Oleh Afifa Afnan
Wacana-edukasi.com — Matahari tepat di atas kepala, terasa panasnya membakar kulitku. Membuat badan ini basah oleh keringat, tetapi tetap tak kuhiraukan. Telapak tangan dan kaki yang kasar begitu pun badan yang sakit dan pegal-pegal, tak mengharuskanku untuk mengeluh. Semua ini, aku syukuri.
Aku harus pulang dengan membawa uang. Batinku berbisik.
Aku Wardi, usiaku sudah tak muda lagi. Keseharian sebagai kuli angkut barang di pasar. Upahku tak menentu per harinya. Kadang dapat kadang tidak. Ya, beginilah nasib orang tak punya. Harus selalu kuat dan tegar menjalani hidup. Kalau tidak, nasib kami akan berakhir di tempat sampah, jalanan, atau bahkan di liang lahat. Namun, aku harus tetap berjuang demi masa depan anak-anakku.
Aku mempunyai dua orang putra dan putri yang masih kecil. Amirah si cantik salihah berusia tujuh tahun tepat bulan depan. Atalah si bungsu yang saleh tak pernah rewel meskipun usianya masih tiga tahun, mereka sering aku tinggal untuk mengais rezeki di pasar.
Aku menitipkan mereka pada salah satu tetangga di perkampungan tempat tinggalku, ketika aku sedang bekerja di pasar.
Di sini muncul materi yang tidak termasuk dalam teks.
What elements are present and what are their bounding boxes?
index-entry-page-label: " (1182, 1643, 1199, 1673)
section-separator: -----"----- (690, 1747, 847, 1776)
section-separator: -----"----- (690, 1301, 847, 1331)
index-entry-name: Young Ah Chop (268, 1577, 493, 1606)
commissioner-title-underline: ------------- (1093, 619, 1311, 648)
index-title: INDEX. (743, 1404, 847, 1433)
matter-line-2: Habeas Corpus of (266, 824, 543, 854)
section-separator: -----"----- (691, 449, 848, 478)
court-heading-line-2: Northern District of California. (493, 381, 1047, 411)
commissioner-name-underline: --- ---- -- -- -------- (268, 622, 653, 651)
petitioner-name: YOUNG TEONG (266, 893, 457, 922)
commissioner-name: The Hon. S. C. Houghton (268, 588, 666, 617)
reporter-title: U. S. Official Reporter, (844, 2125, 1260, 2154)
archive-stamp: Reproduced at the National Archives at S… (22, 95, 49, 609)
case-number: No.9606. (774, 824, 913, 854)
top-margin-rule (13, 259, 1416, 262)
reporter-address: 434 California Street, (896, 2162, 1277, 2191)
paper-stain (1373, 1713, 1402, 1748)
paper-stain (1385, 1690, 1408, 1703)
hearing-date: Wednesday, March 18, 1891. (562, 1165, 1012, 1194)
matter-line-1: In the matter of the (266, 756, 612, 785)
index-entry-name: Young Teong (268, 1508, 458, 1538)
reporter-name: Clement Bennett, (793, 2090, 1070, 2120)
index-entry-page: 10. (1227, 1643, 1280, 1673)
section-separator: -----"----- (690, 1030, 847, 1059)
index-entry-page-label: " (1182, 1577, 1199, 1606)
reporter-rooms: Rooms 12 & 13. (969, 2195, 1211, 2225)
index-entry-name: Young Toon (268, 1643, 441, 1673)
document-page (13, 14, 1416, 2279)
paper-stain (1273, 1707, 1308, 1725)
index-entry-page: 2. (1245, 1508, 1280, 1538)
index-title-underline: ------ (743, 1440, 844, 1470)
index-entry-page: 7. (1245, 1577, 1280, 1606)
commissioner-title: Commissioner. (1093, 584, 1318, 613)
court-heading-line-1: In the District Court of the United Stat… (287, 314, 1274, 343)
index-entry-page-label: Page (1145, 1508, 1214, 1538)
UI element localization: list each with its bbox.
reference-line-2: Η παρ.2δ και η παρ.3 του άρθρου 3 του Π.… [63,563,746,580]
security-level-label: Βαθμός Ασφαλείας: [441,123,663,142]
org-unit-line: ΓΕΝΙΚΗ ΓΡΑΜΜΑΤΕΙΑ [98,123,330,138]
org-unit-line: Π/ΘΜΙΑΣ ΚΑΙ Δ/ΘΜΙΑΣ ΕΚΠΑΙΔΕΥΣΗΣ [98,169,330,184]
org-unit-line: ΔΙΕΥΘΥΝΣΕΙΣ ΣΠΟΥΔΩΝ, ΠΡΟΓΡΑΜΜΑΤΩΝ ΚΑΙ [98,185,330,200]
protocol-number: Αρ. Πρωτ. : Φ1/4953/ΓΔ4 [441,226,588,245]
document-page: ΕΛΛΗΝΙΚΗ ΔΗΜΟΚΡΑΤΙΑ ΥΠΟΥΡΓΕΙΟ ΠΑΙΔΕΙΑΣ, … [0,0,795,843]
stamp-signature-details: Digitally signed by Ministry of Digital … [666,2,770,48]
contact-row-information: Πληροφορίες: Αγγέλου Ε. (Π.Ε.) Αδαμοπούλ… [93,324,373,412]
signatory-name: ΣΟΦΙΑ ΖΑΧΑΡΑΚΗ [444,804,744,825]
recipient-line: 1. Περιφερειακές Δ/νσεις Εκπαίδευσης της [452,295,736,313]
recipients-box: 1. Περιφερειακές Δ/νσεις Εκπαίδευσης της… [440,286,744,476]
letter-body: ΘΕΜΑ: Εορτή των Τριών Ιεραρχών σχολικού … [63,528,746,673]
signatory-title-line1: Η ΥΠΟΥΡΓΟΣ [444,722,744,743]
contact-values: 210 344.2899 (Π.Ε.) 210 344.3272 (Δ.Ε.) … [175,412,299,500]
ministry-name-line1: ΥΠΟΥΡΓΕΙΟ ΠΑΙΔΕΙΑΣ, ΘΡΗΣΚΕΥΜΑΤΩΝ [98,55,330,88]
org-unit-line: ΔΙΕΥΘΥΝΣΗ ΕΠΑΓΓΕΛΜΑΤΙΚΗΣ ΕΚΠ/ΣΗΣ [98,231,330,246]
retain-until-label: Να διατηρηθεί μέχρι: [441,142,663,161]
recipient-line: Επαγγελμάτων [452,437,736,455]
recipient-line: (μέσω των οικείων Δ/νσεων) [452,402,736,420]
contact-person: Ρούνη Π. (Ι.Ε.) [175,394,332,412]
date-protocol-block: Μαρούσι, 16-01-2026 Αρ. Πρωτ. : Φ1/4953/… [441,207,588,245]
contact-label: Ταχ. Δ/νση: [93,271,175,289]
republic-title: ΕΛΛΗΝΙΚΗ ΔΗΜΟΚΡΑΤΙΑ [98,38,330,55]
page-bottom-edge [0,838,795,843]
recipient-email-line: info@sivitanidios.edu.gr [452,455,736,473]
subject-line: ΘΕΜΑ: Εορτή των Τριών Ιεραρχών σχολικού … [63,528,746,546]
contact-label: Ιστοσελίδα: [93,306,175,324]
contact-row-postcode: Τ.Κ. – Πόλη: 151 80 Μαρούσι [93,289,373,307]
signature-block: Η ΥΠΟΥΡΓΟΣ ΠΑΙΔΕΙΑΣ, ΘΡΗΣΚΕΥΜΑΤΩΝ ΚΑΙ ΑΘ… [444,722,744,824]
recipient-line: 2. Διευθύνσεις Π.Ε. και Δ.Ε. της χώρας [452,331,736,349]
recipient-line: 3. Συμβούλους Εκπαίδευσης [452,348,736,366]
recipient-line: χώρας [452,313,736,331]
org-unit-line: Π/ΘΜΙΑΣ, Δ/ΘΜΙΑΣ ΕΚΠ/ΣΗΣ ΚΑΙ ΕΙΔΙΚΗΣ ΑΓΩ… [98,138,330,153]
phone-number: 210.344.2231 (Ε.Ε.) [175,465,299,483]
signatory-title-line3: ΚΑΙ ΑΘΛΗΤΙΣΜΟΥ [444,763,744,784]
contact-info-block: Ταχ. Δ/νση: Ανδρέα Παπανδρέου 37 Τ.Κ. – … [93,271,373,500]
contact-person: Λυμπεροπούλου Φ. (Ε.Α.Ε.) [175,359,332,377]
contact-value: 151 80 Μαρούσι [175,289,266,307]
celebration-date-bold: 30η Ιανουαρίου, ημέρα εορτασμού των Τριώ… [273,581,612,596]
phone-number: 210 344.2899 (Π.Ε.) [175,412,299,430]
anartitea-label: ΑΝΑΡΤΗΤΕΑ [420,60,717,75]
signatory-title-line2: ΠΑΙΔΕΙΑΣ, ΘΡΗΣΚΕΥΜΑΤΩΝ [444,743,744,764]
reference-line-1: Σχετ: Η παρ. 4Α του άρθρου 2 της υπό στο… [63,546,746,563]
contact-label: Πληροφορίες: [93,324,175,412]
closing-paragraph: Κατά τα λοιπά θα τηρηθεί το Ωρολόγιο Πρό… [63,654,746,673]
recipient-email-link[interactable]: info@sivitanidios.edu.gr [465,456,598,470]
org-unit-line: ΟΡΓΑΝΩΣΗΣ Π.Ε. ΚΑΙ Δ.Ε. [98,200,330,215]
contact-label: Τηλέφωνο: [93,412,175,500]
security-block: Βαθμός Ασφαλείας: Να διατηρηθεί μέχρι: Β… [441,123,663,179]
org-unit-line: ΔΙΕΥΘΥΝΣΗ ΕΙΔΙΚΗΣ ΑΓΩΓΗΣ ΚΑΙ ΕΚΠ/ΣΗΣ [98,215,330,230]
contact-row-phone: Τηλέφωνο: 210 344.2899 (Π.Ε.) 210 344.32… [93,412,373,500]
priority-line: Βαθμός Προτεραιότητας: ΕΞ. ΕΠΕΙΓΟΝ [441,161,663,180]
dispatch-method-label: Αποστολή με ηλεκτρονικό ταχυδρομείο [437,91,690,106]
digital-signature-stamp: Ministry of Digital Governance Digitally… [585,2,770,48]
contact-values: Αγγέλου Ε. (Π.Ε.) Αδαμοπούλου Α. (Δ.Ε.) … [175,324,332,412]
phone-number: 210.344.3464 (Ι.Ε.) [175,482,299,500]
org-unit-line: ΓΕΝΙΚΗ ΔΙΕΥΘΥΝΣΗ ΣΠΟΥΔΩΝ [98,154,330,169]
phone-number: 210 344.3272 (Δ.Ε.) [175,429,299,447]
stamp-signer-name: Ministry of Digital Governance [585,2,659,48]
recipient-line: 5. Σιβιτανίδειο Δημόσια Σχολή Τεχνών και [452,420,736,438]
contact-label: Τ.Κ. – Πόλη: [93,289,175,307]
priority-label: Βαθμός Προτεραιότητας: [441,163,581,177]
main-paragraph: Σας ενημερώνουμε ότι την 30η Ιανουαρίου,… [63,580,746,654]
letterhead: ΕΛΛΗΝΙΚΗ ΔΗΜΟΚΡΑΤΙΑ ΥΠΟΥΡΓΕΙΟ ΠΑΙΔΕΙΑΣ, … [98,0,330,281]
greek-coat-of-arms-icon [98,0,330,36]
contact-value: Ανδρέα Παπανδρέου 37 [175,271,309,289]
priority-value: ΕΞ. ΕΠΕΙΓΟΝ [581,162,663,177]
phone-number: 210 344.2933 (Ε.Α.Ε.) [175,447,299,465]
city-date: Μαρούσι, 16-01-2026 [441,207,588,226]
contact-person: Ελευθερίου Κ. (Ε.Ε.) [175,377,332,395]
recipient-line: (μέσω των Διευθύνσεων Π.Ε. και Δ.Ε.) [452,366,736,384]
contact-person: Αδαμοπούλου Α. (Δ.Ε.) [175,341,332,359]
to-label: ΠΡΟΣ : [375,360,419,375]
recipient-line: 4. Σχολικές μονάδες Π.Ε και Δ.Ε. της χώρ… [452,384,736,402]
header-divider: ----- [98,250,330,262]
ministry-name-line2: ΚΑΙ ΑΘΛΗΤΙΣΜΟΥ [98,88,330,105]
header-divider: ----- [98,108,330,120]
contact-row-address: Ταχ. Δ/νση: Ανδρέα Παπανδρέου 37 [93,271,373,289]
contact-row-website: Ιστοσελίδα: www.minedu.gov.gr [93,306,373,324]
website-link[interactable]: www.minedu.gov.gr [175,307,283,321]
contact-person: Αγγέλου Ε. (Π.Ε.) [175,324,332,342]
Sedangkan istriku, dia telah lama pergi meninggalkan kami. Entahlah, mungkin dia bosan hidup miskin terus bersamaku. Makanya selepas melahirkan si bungsu, dia pergi meninggalkanku dan anak-anak. Mungkin perbedaan usia yang cukup jauh di antara kami pun menjadi salah satu penyebab dia tidak berpikir dewasa dalam mengambil keputusan. Aku menikahi dia di saat usianya baru delapan belas tahun sedangkan aku berumur 35 tahun.
Di awal pernikahan kami tidak banyak masalah, dia tidak banyak menuntut. Namun, ketika setelah melahirkan si Sulung masalah mulai bermunculan. Dia terbawa arus pergaulan bersama teman-teman semasa sekolahnya dahulu. Dia mulai banyak menuntut terlebih dalam masalah ekonomi kami yang dahulu pas-pasan. Keadaan kami tambah terpuruk, ketika aku kena PHK di pabrik tempat aku bekerja. Istriku mulai sering marah-marah, dia tidak mau mengurus Amirah.
“Mas, aku mau kerja. Aku ingin beli barang-barang kebutuhanku. Selama ini kamu nggak pernah beliin aku kosmetik, tas, dan lain-lain,'” keluh Retna.
Ya, istriku bernama Retna. Seorang gadis lugu dan kembang desa di kampungku waktu itu. Aku bahagia ketika dia lebih memilihku sebagai calon suaminya di antara banyak pemuda yang mendekatinya. Namun, ternyata jalan kehidupan kami berkata lain. Pernikahan ini kandas, dia meninggalkan kami ketika anak-anak sangat membutuhkan perhatian dan kasih sayang seorang ibu.
Mas, maaf aku harus tinggalin kamu. Aku ingin hidup lebih baik, aku titip anak-anak! Isi sepucuk surat yang kutemukan di atas bantal pagi itu.
Aku tertegun sejenak kala membaca isi surat itu. Namun, aku kembali menyadari mungkin karena memang ini salah diri ini sebagai seorang suami yang tidak bisa membahagiakan istri dan anak-anakku.